When it comes to writing about why I love The Secret Garden, it's hard to know where to start.  I could talk about how the book is largely responsible for turning me into a hard-core, lifelong Anglophile.   I could explain how it's the story that first introduced me to  Gothic literature, to the eerie deliciousness of a huge English manor house with winding passageways and cries in the night.  I could go on and on about the edition I had as a child, with beautiful illustrations by Tasha Tudor: the picture showing Mary Lennox breathlessly turning the key in the ivy-framed door; the image of the country boy Dickon sitting on the grass, surrounded by woodland creatures;  the scene where Mary discovers the invalid Colin, his head lit up in an eerie candlelit glow.

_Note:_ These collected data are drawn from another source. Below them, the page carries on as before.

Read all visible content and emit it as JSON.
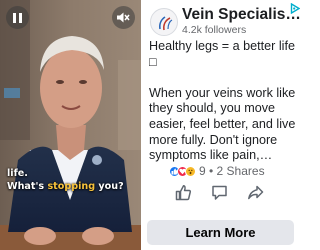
{
  "video": {
    "caption_line1": "life.",
    "caption_prefix": "What's ",
    "caption_highlight": "stopping",
    "caption_suffix": " you?",
    "controls": {
      "pause_icon": "pause-icon",
      "mute_icon": "muted-speaker-icon"
    }
  },
  "ad": {
    "page_name": "Vein Specialis…",
    "followers": "4.2k followers",
    "body_line1": "Healthy legs = a better life",
    "body_emoji": "□",
    "body_para2": "When your veins work like they should, you move easier, feel better, and live more fully. Don't ignore symptoms like pain,…",
    "reaction_count": "9 • 2 Shares",
    "reaction_icons": [
      "like-reaction-icon",
      "love-reaction-icon",
      "wow-reaction-icon"
    ],
    "cta_label": "Learn More"
  },
  "colors": {
    "accent_blue": "#1877f2",
    "caption_highlight": "#f7c23b",
    "button_bg": "#e4e6eb",
    "muted_text": "#65676b"
  }
}
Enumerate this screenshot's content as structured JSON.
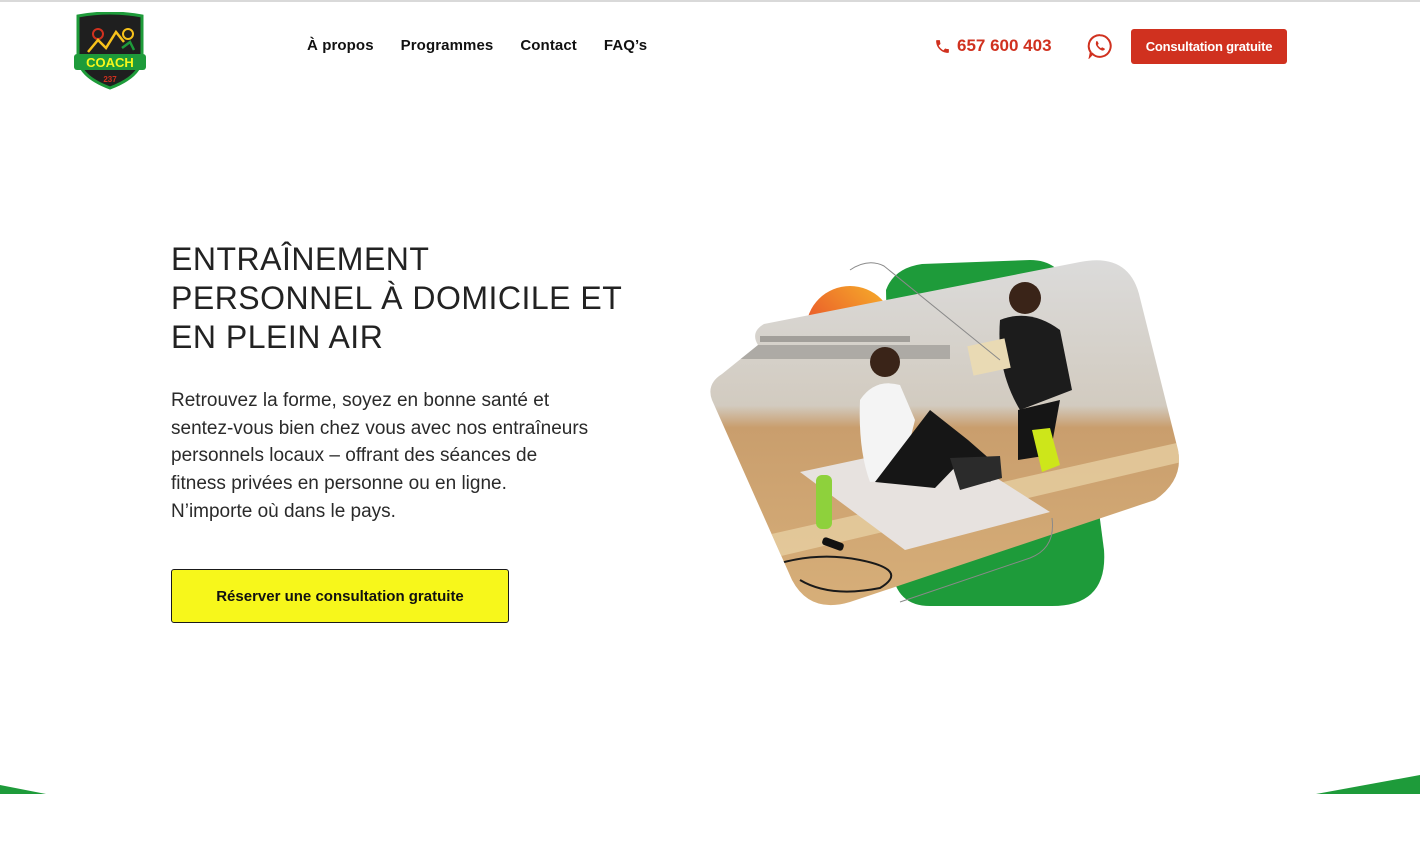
{
  "brand": {
    "logo_text": "COACH",
    "logo_subtext": "237"
  },
  "nav": {
    "items": [
      {
        "label": "À propos"
      },
      {
        "label": "Programmes"
      },
      {
        "label": "Contact"
      },
      {
        "label": "FAQ’s"
      }
    ]
  },
  "header": {
    "phone": "657 600 403",
    "cta_label": "Consultation gratuite"
  },
  "hero": {
    "title_lines": [
      "ENTRAÎNEMENT",
      "PERSONNEL À DOMICILE ET",
      "EN PLEIN AIR"
    ],
    "text_lines": [
      "Retrouvez la forme, soyez en bonne santé et",
      "sentez-vous bien chez vous avec nos entraîneurs",
      "personnels locaux – offrant des séances de",
      "fitness privées en personne ou en ligne.",
      "N’importe où dans le pays."
    ],
    "cta_label": "Réserver une consultation gratuite"
  },
  "colors": {
    "accent_red": "#d0311f",
    "accent_green": "#1e9b3a",
    "accent_yellow": "#f7f71b"
  },
  "icons": {
    "phone": "phone-icon",
    "whatsapp": "whatsapp-icon"
  }
}
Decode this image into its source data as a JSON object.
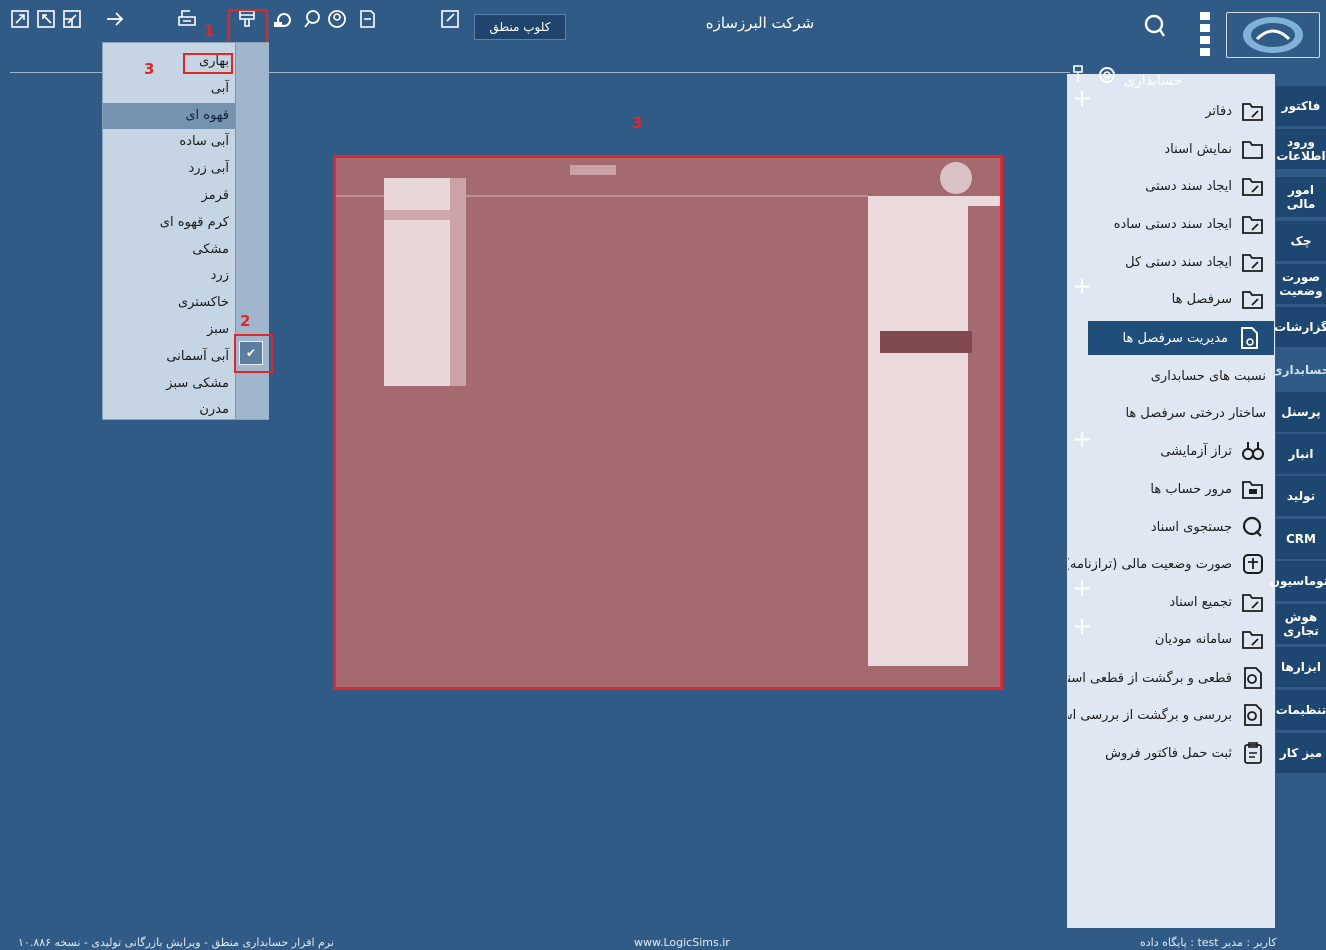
{
  "header": {
    "company": "شرکت البرزسازه",
    "club_button": "کلوپ منطق"
  },
  "annotations": {
    "one": "1",
    "two": "2",
    "three_menu": "3",
    "three_preview": "3"
  },
  "theme_menu": {
    "items": [
      "بهاری",
      "آبی",
      "قهوه ای",
      "آبی ساده",
      "آبی زرد",
      "قرمز",
      "کرم قهوه ای",
      "مشکی",
      "زرد",
      "خاکستری",
      "سبز",
      "آبی آسمانی",
      "مشکی سبز",
      "مدرن"
    ],
    "selected": "قهوه ای",
    "checked": "آبی آسمانی"
  },
  "panel": {
    "title": "حسابداری",
    "items": [
      {
        "label": "دفاتر",
        "icon": "folder-edit-icon"
      },
      {
        "label": "نمایش اسناد",
        "icon": "folder-icon"
      },
      {
        "label": "ایجاد سند دستی",
        "icon": "folder-edit-icon"
      },
      {
        "label": "ایجاد سند دستی ساده",
        "icon": "folder-edit-icon"
      },
      {
        "label": "ایجاد سند دستی کل",
        "icon": "folder-edit-icon"
      },
      {
        "label": "سرفصل ها",
        "icon": "folder-edit-icon"
      },
      {
        "label": "مدیریت سرفصل ها",
        "icon": "document-gear-icon"
      },
      {
        "label": "نسبت های حسابداری",
        "icon": ""
      },
      {
        "label": "ساختار درختی سرفصل ها",
        "icon": ""
      },
      {
        "label": "تراز آزمایشی",
        "icon": "binoculars-icon"
      },
      {
        "label": "مرور حساب ها",
        "icon": "folder-review-icon"
      },
      {
        "label": "جستجوی اسناد",
        "icon": "search-doc-icon"
      },
      {
        "label": "صورت وضعیت مالی (ترازنامه)",
        "icon": "balance-icon"
      },
      {
        "label": "تجمیع اسناد",
        "icon": "folder-edit-icon"
      },
      {
        "label": "سامانه مودیان",
        "icon": "folder-edit-icon"
      },
      {
        "label": "قطعی و برگشت از قطعی اسناد",
        "icon": "doc-search-icon"
      },
      {
        "label": "بررسی و برگشت از بررسی اسناد",
        "icon": "doc-search-icon"
      },
      {
        "label": "ثبت حمل فاکتور فروش",
        "icon": "clipboard-icon"
      }
    ]
  },
  "tabs": [
    "فاکتور",
    "ورود اطلاعات",
    "امور مالی",
    "چک",
    "صورت وضعیت",
    "گزارشات",
    "حسابداری",
    "پرسنل",
    "انبار",
    "تولید",
    "CRM",
    "اتوماسیون",
    "هوش تجاری",
    "ابزارها",
    "تنظیمات",
    "میز کار"
  ],
  "status": {
    "left": "نرم افزار حسابداری منطق - ویرایش بازرگانی تولیدی - نسخه ۱۰.۸۸۶",
    "center": "www.LogicSims.ir",
    "right": "پایگاه داده : test     کاربر : مدیر"
  }
}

Or I could talk about the story of this book, one that held me spellbound the Christmas that I was ten.  An orphan girl is sent to a cold forbidding Yorkshire manor house, where she discovers the walled garden that has been shut up for a decade.  She finds the key, goes inside, and discovers that although the garden may look brown and abandoned,  it's not dead; there are green shoots coming up through the carpet of dead leaves, and the roses are "wick," or alive.  With the help of one and then two and then three friends, she secretly tends the garden and brings it to joyous, colorful, vibrant lushness.  And in the process, her own cramped soul expands and grows into happiness.  A sickly boy learns to walk again, and a remote, depressed father learns to embrace life, not run from it.   It all happens because of a garden that once seemed dead but which holds in its soil a potential for healing that no one in the book could have foreseen.

And really, it's this spiritual message that makes this book so moving to me now, almost thirty years after I first lost myself in its pages.   Isn't that the Christian story right there? -- out of death, there is life; out of despair, hope.  Nothing -- and no one -- is too far gone to be reclaimed and brought to his or her fullest, most beautiful potential.  It's a message that  I see every spring in the garden, as I watch the roses that were once barren and stubby explode into color and fragrance.  I could live to be five hundred, and I'd never get bored by that.  Every single spring, it thrills me to watch the slow return of those shiny reddish-green leaves, then the buds, then the petals, all pushed into being by some force that I can't see but which feels, every time, like a miracle happening just outside my windows.

This book celebrates that force, that miracle, in all of its manifestations.  And the characters all hunger for that miracle, whether they are conscious of it or not.   They all long for Life, and by the close of the book, they've found it.

And there is no happier ending than that.